After logging in from the top right menu, you will be given an overlay link.

This overlay can be added to your streaming software like OBS or Streamlabs, and syncs the card information popup with your active browser.

Future Work

It’s clear that the embeddings model used has bad training data when it comes to Japanese characters. It overly-focuses on them, but with such small characters it poorly matches them, creating seemingly random matches.

With English cards, the performance is much higher.

Lighting conditions also play an extreme role in accuracy.

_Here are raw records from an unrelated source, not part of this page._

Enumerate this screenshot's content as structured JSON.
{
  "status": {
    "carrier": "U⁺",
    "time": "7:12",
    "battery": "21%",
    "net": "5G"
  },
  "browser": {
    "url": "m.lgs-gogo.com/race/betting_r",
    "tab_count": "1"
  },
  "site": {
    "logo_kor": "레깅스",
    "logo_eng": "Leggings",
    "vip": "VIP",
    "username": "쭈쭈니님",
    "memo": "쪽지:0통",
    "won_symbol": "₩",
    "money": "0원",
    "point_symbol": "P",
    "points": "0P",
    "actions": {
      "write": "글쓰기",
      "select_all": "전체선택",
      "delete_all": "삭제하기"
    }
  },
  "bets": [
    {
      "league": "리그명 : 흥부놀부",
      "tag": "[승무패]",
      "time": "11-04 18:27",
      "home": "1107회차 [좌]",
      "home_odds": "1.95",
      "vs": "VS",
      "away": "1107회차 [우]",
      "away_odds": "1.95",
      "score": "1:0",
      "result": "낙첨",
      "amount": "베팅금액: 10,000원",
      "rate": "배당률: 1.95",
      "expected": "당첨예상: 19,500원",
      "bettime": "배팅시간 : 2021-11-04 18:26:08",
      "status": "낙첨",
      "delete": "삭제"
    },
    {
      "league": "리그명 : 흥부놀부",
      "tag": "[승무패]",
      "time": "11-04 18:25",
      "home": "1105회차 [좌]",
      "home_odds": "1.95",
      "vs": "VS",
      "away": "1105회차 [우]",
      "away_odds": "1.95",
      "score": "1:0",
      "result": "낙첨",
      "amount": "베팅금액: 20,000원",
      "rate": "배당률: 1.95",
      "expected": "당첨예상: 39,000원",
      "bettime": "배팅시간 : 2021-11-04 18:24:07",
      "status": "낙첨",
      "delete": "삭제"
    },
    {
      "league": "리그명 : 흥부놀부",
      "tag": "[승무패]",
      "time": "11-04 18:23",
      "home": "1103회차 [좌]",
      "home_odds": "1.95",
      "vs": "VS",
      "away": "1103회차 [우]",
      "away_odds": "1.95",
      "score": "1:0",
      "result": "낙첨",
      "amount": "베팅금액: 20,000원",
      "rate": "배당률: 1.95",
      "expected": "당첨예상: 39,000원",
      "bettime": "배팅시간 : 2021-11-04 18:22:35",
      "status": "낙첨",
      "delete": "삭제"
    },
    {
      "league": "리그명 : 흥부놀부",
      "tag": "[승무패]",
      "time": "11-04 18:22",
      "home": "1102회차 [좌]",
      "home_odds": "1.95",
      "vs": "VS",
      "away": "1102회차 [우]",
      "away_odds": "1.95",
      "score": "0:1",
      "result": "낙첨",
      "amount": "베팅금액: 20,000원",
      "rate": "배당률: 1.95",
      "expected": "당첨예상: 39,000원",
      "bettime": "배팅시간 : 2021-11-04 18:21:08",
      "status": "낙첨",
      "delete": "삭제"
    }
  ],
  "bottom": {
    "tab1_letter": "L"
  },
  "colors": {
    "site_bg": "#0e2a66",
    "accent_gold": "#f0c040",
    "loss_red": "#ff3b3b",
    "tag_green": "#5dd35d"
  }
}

For example, if a streaming setup has a blue-tint to the lighting, card matching accuracy drops extremely quickly. Our dataset could easily be adjusted for this by introducing synthetic hues to cards such that we can match on hued(?) cards. Another option is to try and color-balance the card at search time, which might be best done with an additional custom AI model solely trained on predicting actual card colors.

Mobile support is also another great future item. Currently, the mobile browser provisions far less memory than desktop browsers, meaning that even with a 5.5MB custom model loaded (expands to 11MB), the mobile browser rejects it for being too large. Training a smaller model is likely off the table, as performance would likely drop at least linearly (if not exponentially). We’re still working on how to add this to mobile browsers. A naive alternative is to make a custom mobile app as a companion.

The synthetic dataset could be further improved by adding additional adjustments like 3D warping to better detect cards that are not held flat, and then 3D manipulate the captured frame to re-flatten it with simple document analysis models.